On Oct. 5, Gabbard, in a television interview, again called for more debates and was critical of unilateral decisions coming from Wasserman Schultz’s office. Wasserman Schultz responded by saying in interviews that Gabbard had made “flat-out untrue statements.’’
The party chairwoman said she had consulted DNC officers about the debate schedule. Then, she barred Gabbard from attending the first debate, held Tuesday night in Las Vegas. Wasserman Schultz said that Gabbard’s attendance at the debate would be a “distraction.”
All of this probably would have passed as just more ho-hum inside political baseball. But then Rybak stepped up and did the Times interview.

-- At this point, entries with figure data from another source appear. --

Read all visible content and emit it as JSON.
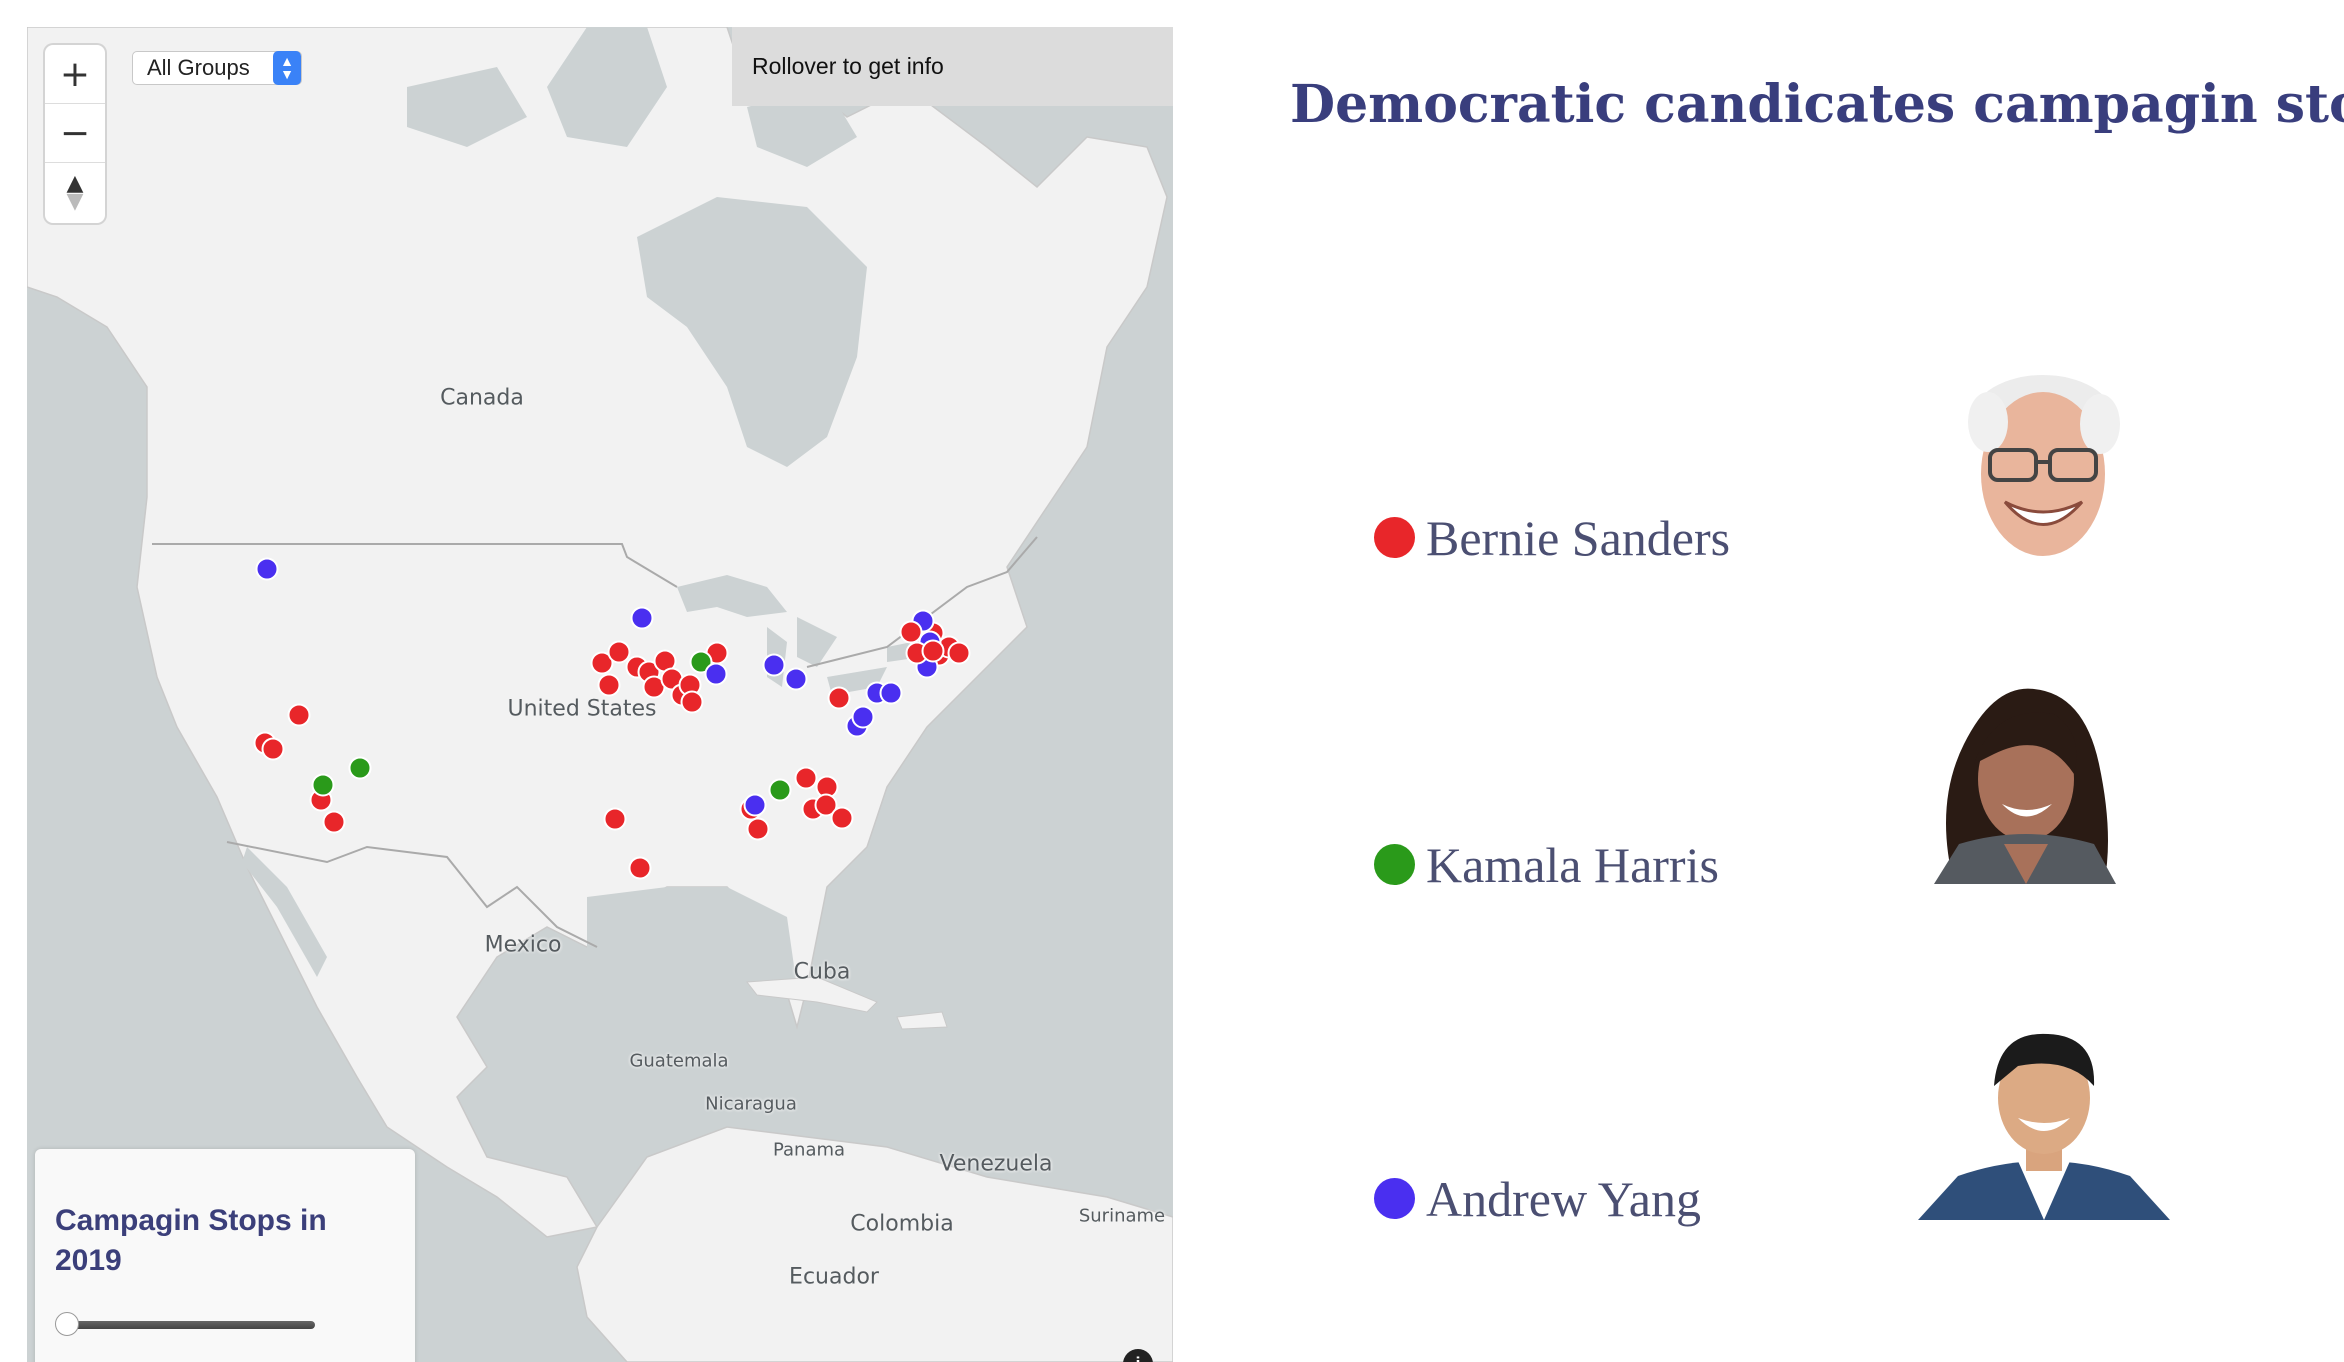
{
  "title": "Democratic candicates campagin stops",
  "map": {
    "rollover_text": "Rollover to get info",
    "group_select": {
      "value": "All Groups"
    },
    "zoom": {
      "in_label": "+",
      "out_label": "−",
      "compass_label": "▲"
    },
    "legend": {
      "title": "Campagin Stops in 2019"
    },
    "info_label": "i",
    "places": {
      "canada": "Canada",
      "united_states": "United States",
      "mexico": "Mexico",
      "cuba": "Cuba",
      "guatemala": "Guatemala",
      "nicaragua": "Nicaragua",
      "panama": "Panama",
      "venezuela": "Venezuela",
      "colombia": "Colombia",
      "suriname": "Suriname",
      "ecuador": "Ecuador"
    }
  },
  "candidates": [
    {
      "name": "Bernie Sanders",
      "color": "#e8262a"
    },
    {
      "name": "Kamala Harris",
      "color": "#2a9a1a"
    },
    {
      "name": "Andrew Yang",
      "color": "#4a2ff0"
    }
  ],
  "colors": {
    "title": "#393e7d",
    "water": "#ccd2d3",
    "land": "#f2f2f2"
  }
}
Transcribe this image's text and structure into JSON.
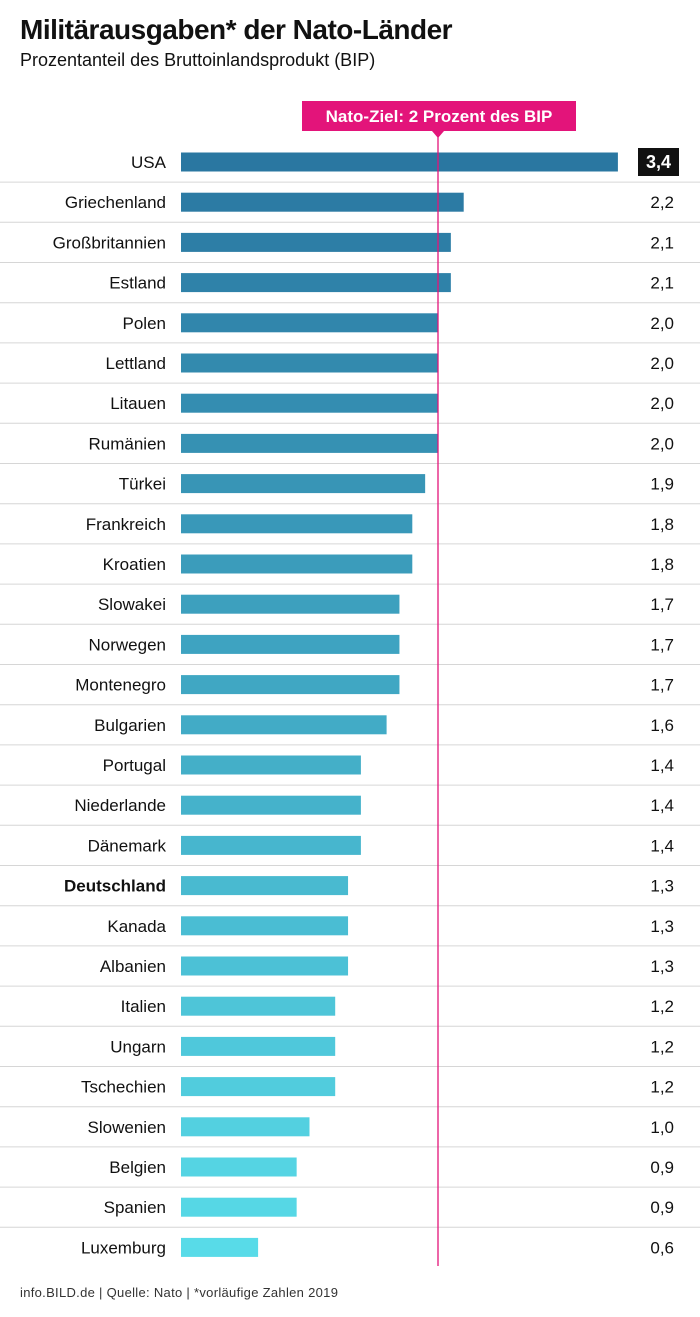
{
  "header": {
    "title": "Militärausgaben* der Nato-Länder",
    "subtitle": "Prozentanteil des Bruttoinlandsprodukt (BIP)"
  },
  "footer": {
    "source": "info.BILD.de | Quelle: Nato | *vorläufige Zahlen 2019"
  },
  "colors": {
    "bar_dark": "#2a77a1",
    "bar_light": "#58dbe8",
    "target_line": "#e3147a",
    "highlight_bg": "#111111"
  },
  "chart_data": {
    "type": "bar",
    "orientation": "horizontal",
    "title": "Militärausgaben* der Nato-Länder",
    "subtitle": "Prozentanteil des Bruttoinlandsprodukt (BIP)",
    "xlim": [
      0,
      3.4
    ],
    "reference_line": {
      "value": 2.0,
      "label": "Nato-Ziel: 2 Prozent des BIP"
    },
    "categories": [
      "USA",
      "Griechenland",
      "Großbritannien",
      "Estland",
      "Polen",
      "Lettland",
      "Litauen",
      "Rumänien",
      "Türkei",
      "Frankreich",
      "Kroatien",
      "Slowakei",
      "Norwegen",
      "Montenegro",
      "Bulgarien",
      "Portugal",
      "Niederlande",
      "Dänemark",
      "Deutschland",
      "Kanada",
      "Albanien",
      "Italien",
      "Ungarn",
      "Tschechien",
      "Slowenien",
      "Belgien",
      "Spanien",
      "Luxemburg"
    ],
    "values": [
      3.4,
      2.2,
      2.1,
      2.1,
      2.0,
      2.0,
      2.0,
      2.0,
      1.9,
      1.8,
      1.8,
      1.7,
      1.7,
      1.7,
      1.6,
      1.4,
      1.4,
      1.4,
      1.3,
      1.3,
      1.3,
      1.2,
      1.2,
      1.2,
      1.0,
      0.9,
      0.9,
      0.6
    ],
    "value_labels": [
      "3,4",
      "2,2",
      "2,1",
      "2,1",
      "2,0",
      "2,0",
      "2,0",
      "2,0",
      "1,9",
      "1,8",
      "1,8",
      "1,7",
      "1,7",
      "1,7",
      "1,6",
      "1,4",
      "1,4",
      "1,4",
      "1,3",
      "1,3",
      "1,3",
      "1,2",
      "1,2",
      "1,2",
      "1,0",
      "0,9",
      "0,9",
      "0,6"
    ],
    "bold_category": "Deutschland",
    "highlight_value_category": "USA"
  }
}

“This is not a back-and-forth between a chair and a vice chair,” said Rybak. “This is the chair of the Democratic Party wrongly stating that she consulted with all party officers. I was not consulted. I know that Tulsi Gabbard was not consulted. This is becoming about much more than debates. . . . .The fact is for many months we have been trying to get the chair to open up and include many more people. . . . I am seriously questioning whether she has the capacity to do what has to be done.’’
It’s hard to imagine that Rybak simply picked up the phone and called a New York Times reporter because he was miffed. He knew that by essentially placing this story in the Times, it would create a firestorm on the cable news networks and among political pundits of all media.
Rybak is connected to the White House. He got his position as a vice chairman of the DNC because he was among the first in the country to endorse candidate Barack Obama for president.
In fact, his early support for the president was a theme in Rybak’s nomination letter to be a DNC vice chairman in 2011. “Mayor Rybak was the first mayor of a large U.S. city to endorse President Obama’s campaign in 2007,” the letter said. “He is a strong voice for mayors within the party and an incredible surrogate for the President and Democrats.”
It’s probably worth noting who wrote that letter: Debbie Wasserman Schultz.